Samsung is the latest company that launches a bug bounty program, with the South Koreans paying as much as $200,000 to whoever discovers a critical software vulnerability that would make it possible to compromise one of its devices.
The found vulnerabilities must affect Samsung Mobile devices, services, applications developed and signed by Samsung or third-party companies that are specifically developed for Samsung. All devices need to be fully up-to-date and the impacted services must be currently active.
The list of devices includes the most recent models, like the S8, S7, and Note 8, but also older models released in 2016, like the J3 and the A5. The Samsung Galaxy S6 is also included in the program.

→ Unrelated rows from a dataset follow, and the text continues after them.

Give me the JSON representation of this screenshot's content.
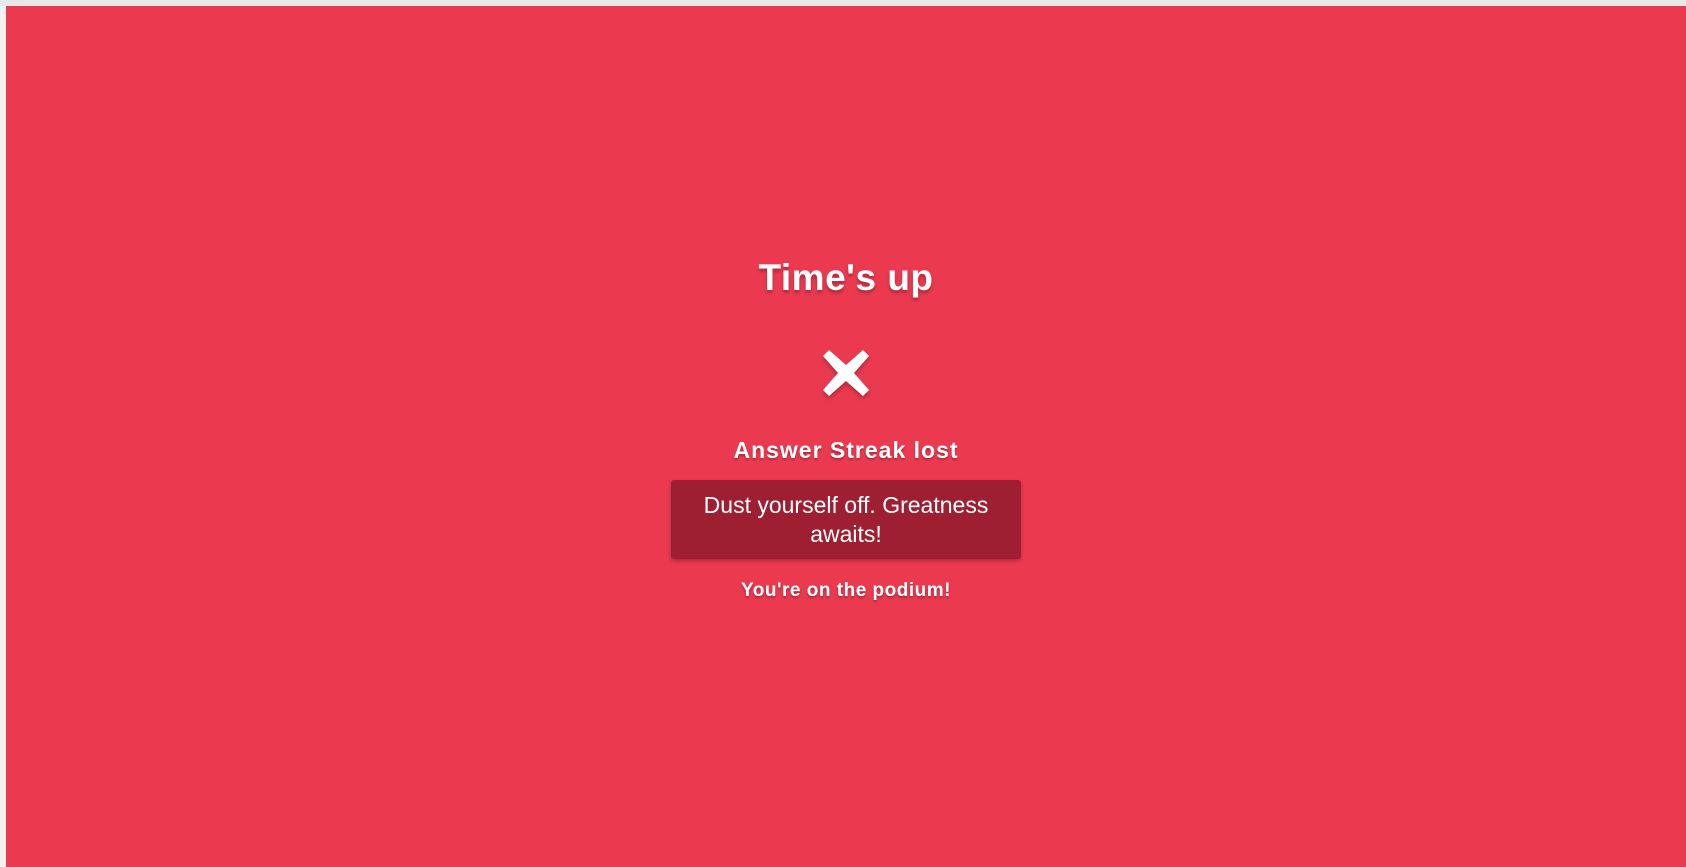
{
  "result": {
    "title": "Time's up",
    "icon": "close-icon",
    "streak_text": "Answer Streak lost",
    "message": "Dust yourself off. Greatness awaits!",
    "rank_text": "You're on the podium!"
  },
  "colors": {
    "background": "#eb3a50",
    "message_box": "#9f1f32",
    "text": "#ffffff"
  }
}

“We take security and privacy issues very seriously; and as an appreciation for helping Samsung Mobile improve the security of our products and minimizing risk to our end-consumers, we are offering a rewards program for eligible security vulnerability reports,” Samsung says.
“Through this rewards program, we hope to build and maintain valuable relationships with researchers who coordinate disclosure of security issues with Samsung Mobile.”
Bounties start at $200
If you somehow discover a way to breach a Samsung device without physical connection to it, then Samsung isn’t offering a reward, though it’s pretty clear that such a flaw would obviously expose user data as well. Also, Samsung says that it won’t pay rewards for flaws that lead to an app crash without an exploit.
Of course, you’re not supposed to make the vulnerabilities that you discover public, but report them privately to Samsung, which will then inspect the findings and decide whether it should issue a payment or not. This is something that all the other companies require, especially because critical vulnerabilities need to remain private until a fix is developed.